Time complexity of Search operation in TRIE data structure


I am trying to implement a dictionary based trie data structure. Please find the python code below.

class Trie:
  def __init__(self):
     self.word_end = '_end_'
     self.root = {}

  def add_word(self, word):
     self.add_words([word])

  def add_words(self, words):
     for word in words:
         current_dict = self.root
         for letter in word:
             current_dict = current_dict.setdefault(letter, {})
         current_dict[self.word_end] = self.word_end


  def check_word(self, word):
     current_dict = self.root
     for letter in word:
         if letter in current_dict:
             current_dict = current_dict[letter]
         else:
             return False
     else:
         if self.word_end in current_dict:
             return True
         else:
             return False



tree = Trie()
tree.add_words(['foo', 'bar', 'baz', 'barz'])
print tree
"""
{'b': {'a': {'r': {'_end_': '_end_', 'z': {'_end_': '_end_'}}, 
             'z': {'_end_': '_end_'}}}, 
 'f': {'o': {'o': {'_end_': '_end_'}}}}
 """

print check_word('baz')
# True
print check_word('barz')
# True
print check_worf('barzz')
# False

I see the complexity of searching a word is O(m) where m is the length of the word being searched. Also, adding a word has very similar complexity - O(m) where m is the length of the word being added.

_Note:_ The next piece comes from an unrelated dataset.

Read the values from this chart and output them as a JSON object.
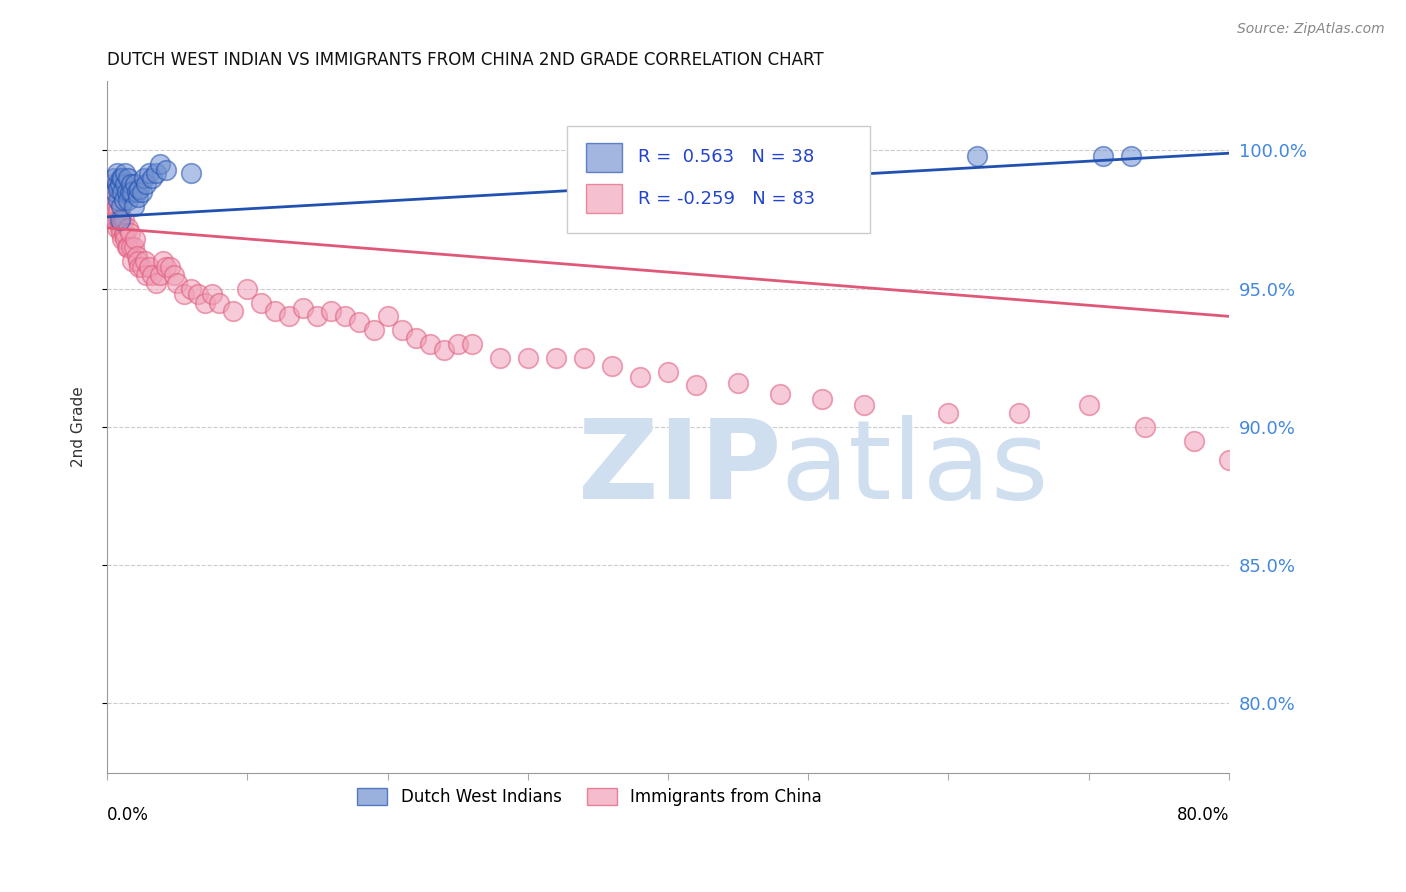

Question: These complexities are too good. Can someone confirm these complexities? Is there something wrong in my implementation of Trie?


Solution

  • The time complexity of searching in a TRIE is indeed O(k) where k is the length of the string to be searched. This is correct and proven fact. However, the storage requirements is where the penalty is seen. Every node of Trie consists of multiple branches. Each branch represents a possible character of keys. We need to mark the last node of every key as end of word node. A Trie node field isEndOfWord is used to distinguish the node as end of word node.

    In general, insert and search costs O(length_of_string), however the memory requirements of Trie is O(ALPHABET_SIZE * length_of_string* N) where N is number of keys in Trie. There are efficient representation of trie nodes (e.g. compressed trie, ternary search tree, etc.) to minimize memory requirements of trie.